Zendesk provides an advanced set of access and encryption features to help subscribers effectively protect their information. We do not access or use subscriber data for any purpose other than providing, maintaining, and improving the Zendesk Services and as otherwise required by applicable law. Additional information is available here.
Zendesk has achieved a number of internationally recognized certifications and accreditations demonstrating compliance with third-party assurance frameworks. Security certifications are described here.
Data Hosting Locality
Subscribers who purchase the Data Center Location Deployed Associated Service (“Data Center Location Add-on”), or have the Data Center Location functionality in their Service Plan, have the ability to select the region that will host their Service Data from a list of Zendesk available regions.
Privacy by Design
Zendesk has a robust global privacy and data protection program, which takes a unified approach to privacy and information governance to give customers flexibility to manage personal data that lives within Zendesk’s systems. For details, see our product guides: Complying with Privacy and Data Protection in Zendesk Products.
Redaction / Data Minimisation
Zendesk has two types of redaction for removing sensitive data:
Manual redaction provides the ability to redact or remove sensitive data in Support ticket comments, and securely delete attachments so that you can protect confidential information. The data is redacted from tickets via the UI or API to prevent sensitive information from being stored in Zendesk. Learn more about redaction via the UI or API.
Automatic redaction allows for automatic redaction of credit card numbers from Agent- or End-User-submitted tickets. When enabled, credit card numbers are partially replaced with blank boxes in the ticket. The numbers are also redacted from logs and database entries. Learn how to enable this feature and how the credit card numbers are identified.

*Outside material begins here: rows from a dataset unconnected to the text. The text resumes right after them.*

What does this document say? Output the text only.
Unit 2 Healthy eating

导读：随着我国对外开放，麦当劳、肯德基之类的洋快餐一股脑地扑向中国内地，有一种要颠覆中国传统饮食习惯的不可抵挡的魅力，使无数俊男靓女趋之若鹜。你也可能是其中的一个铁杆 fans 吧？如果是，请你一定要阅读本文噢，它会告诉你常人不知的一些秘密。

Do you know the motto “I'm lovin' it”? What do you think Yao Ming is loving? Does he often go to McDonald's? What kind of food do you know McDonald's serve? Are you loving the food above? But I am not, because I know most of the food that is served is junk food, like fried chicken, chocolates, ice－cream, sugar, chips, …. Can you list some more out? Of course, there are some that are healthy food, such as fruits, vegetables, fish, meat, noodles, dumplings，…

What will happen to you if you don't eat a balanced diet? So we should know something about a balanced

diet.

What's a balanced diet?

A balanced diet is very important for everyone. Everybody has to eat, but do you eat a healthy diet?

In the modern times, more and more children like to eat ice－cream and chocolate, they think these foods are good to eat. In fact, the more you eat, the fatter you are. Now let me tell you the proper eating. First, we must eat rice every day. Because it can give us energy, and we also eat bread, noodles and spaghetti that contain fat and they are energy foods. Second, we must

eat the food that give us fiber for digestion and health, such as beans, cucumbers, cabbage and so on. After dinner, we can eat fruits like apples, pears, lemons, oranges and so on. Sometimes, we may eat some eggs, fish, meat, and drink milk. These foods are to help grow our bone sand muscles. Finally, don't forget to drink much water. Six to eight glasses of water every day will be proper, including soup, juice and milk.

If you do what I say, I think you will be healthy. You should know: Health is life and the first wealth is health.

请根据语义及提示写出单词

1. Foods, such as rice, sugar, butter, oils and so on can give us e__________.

Our agreements and policies provide our subscribers transparency and detailed information about Zendesk’s Services, which in turn support our subscribers in meeting their own legal and compliance standards.
Zendesk offers several data processing agreements and other addenda to support subscribers’ compliance with data privacy laws, available for execution here. These include:
Data Processing Agreement (DPA)
United States HIPAA Business Associate Agreement (BAA)
Master Subscription Agreement (MSA)
Subscribers can leverage our Voluntary Product Accessibility Template in making their preliminary assessments.
The minimum standards that we expect from our directors, officers, employees and contingent workers in the conduct of our business.
How Zendesk handles notifications of infringement.
How our Subscribers’ Service Data is deleted in connection with the cancellation, termination, or migration of an Account within the Zendesk Services.
Addresses Zendesk’s procedure for responding to a request received from a law enforcement or other government authority.
Describes how Zendesk collects, uses, shares, and secures personal data.
Where Zendesk Service Data can be hosted if a Subscriber purchases or enables the Data Center Location Add-On.
Programs for security researchers to report discoveries of security vulnerability in the Zendesk Services.
Additional Zendesk policies are available here.
Disclosure of Service Data: Zendesk only discloses Service Data to third parties where disclosure is necessary to provide or improve the services or as required to respond to lawful requests from public authorities. Please see our Government Data Request Policy as well as the Zendesk Transparency Report.